Statistical Inference

By John Hallman - April 6, 2021

This week we discuss Model-X Knockoffs by Emmanuel Candes and company, an extension of their previous paper Fixed-X Knockoffs which we covered a few months back.

**Materials**

- Model-X Knockoffs
- Original Fixed-X Knockoffs (for context)
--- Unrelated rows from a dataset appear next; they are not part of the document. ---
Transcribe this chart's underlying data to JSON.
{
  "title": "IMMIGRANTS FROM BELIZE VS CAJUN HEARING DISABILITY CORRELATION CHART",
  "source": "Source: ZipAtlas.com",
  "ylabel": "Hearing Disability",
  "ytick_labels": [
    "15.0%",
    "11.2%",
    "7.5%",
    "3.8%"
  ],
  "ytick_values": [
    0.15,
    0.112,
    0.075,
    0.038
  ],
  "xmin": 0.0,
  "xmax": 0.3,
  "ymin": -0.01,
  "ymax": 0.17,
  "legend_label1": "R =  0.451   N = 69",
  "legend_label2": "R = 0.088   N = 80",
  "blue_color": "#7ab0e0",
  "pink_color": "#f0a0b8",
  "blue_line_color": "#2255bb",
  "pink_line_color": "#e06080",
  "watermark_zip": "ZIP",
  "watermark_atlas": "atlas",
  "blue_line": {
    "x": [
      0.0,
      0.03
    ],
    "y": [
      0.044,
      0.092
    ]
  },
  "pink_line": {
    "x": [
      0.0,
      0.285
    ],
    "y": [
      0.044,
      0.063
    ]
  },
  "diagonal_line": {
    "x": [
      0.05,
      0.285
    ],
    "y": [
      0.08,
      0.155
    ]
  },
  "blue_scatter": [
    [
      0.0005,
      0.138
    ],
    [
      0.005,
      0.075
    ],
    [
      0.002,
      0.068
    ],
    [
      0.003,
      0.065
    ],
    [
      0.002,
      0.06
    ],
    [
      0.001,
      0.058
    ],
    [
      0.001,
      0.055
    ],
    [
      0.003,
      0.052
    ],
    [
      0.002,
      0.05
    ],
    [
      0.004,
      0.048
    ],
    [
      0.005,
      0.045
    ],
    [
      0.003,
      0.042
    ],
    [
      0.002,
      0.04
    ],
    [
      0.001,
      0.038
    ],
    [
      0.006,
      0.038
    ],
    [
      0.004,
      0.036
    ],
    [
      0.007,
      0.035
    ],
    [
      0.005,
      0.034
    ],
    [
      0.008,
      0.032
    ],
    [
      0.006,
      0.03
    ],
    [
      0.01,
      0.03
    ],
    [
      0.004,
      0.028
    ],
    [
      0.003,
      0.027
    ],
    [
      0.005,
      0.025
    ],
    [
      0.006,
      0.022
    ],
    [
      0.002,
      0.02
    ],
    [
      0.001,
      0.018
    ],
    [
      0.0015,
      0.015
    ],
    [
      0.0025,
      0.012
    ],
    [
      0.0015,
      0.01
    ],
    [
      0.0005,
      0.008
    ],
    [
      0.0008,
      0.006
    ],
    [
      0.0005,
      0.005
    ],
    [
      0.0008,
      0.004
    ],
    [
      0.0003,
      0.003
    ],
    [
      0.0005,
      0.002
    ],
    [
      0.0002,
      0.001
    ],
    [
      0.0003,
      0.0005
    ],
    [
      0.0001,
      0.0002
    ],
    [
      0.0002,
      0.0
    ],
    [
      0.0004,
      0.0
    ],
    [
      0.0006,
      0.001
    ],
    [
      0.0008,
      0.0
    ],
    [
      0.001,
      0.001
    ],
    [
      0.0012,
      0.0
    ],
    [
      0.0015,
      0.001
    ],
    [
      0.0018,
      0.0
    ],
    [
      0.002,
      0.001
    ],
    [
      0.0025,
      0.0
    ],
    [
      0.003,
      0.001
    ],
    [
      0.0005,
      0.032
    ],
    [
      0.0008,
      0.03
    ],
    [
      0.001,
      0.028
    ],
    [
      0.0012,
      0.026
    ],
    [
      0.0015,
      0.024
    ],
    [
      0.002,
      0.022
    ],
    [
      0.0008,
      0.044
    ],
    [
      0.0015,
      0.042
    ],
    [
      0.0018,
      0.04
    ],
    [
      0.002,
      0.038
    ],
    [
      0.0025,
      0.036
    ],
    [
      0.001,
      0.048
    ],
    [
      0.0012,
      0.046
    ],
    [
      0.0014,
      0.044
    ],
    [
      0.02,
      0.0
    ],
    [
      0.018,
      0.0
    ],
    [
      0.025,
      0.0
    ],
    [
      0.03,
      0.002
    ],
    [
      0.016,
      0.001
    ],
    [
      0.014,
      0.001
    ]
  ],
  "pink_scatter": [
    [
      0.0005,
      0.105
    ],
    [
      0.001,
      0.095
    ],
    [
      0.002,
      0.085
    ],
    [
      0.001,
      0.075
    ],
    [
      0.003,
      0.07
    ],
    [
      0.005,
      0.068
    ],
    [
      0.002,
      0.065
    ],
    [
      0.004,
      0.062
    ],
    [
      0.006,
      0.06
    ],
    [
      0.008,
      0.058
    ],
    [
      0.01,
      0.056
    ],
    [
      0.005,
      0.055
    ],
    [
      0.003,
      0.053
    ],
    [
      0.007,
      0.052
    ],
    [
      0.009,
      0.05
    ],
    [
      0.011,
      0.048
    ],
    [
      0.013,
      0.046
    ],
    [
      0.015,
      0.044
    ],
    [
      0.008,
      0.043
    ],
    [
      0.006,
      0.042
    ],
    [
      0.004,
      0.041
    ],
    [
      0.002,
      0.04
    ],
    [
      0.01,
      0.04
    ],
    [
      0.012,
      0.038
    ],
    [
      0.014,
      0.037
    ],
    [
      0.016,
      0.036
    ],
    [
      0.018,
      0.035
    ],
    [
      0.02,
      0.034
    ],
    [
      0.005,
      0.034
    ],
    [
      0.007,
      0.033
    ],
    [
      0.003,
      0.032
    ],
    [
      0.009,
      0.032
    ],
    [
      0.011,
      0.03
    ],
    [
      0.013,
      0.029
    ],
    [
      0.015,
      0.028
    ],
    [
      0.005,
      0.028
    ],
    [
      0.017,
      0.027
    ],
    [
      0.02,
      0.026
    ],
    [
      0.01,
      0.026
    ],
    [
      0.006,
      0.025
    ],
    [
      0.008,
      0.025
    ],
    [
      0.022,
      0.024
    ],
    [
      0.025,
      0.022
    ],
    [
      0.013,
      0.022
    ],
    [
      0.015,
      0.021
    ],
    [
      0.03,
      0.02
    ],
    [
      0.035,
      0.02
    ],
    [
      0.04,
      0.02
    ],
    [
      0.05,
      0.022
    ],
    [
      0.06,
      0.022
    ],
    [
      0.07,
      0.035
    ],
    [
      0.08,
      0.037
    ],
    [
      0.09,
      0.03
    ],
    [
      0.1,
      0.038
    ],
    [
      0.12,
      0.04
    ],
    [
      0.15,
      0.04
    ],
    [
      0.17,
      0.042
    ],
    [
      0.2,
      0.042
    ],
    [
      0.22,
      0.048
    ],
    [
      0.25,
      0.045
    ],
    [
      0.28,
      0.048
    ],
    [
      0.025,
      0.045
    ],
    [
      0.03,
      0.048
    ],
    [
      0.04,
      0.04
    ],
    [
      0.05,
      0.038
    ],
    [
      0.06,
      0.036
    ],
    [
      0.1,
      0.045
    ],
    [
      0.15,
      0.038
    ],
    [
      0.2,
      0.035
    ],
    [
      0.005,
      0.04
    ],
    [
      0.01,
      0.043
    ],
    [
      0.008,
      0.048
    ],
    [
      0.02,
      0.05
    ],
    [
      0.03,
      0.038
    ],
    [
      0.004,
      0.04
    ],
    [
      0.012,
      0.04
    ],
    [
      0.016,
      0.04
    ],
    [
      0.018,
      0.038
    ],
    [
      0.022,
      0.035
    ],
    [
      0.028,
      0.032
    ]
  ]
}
**Why Model-X Knockoff filters?**

- Knockoffs is a family of new and exciting approaches for converting
*any*variable selection procedure into one that controls false discovery rate (FDR). - The initial Fixed-X (FX) Knockoffs approach only dealt with linear systems and gaussian noise, however.
- Model-X (MX) Knockoffs extends this to arbitrary joint distributions $P(X_1, \ldots, X_p, Y)$ for relatively low amounts of work by modifying the assumptions and requirements of the knockoff variables and variable scoring procedures.
- The above is crucial. FX alone doesn't cover Sisu's use cases since business metrics involve not just scalar values but also categorical values.
- The biggest limitation to this paper is that it doesn't cover
*how*to generate good MX knockoffs. It merely states the requirements for MX to provide FDR control. - That said, future papers address the limitations above. Stay tuned for more in future reading groups...

**Nuggets**

- There are 3 components to MX Knockoffs, as with FX, although with slightly different assumptions and results: (1) the knockoff generation procedure, (2) the feature scoring procedure, and (3) the threshold selection procedure.
(1) Knockoff generation — for MX Knockoffs to work, the knockoff variables must be generated such that the

*exchangeability property*and*independence*holds w.r.t the original and the knockoff variables:$P([X, \tilde{X}]) \overset{d}{=} P([X, \tilde{X}]_{swap(S)})$

$\tilde{X} \perp y \: | \: X$

Where the $swap(S)$ refers to switching columns between the original and the knockoff variables for each index $j \in S$. Note that the paper says little about how to generate $\tilde{X}$ that satisfies the above, which is easier said than done.

(2) Feature scoring — for MX Knockoffs to work, the feature scoring procedures $w_j : (X, \tilde{X}, y) \rightarrow \mathbb{R}$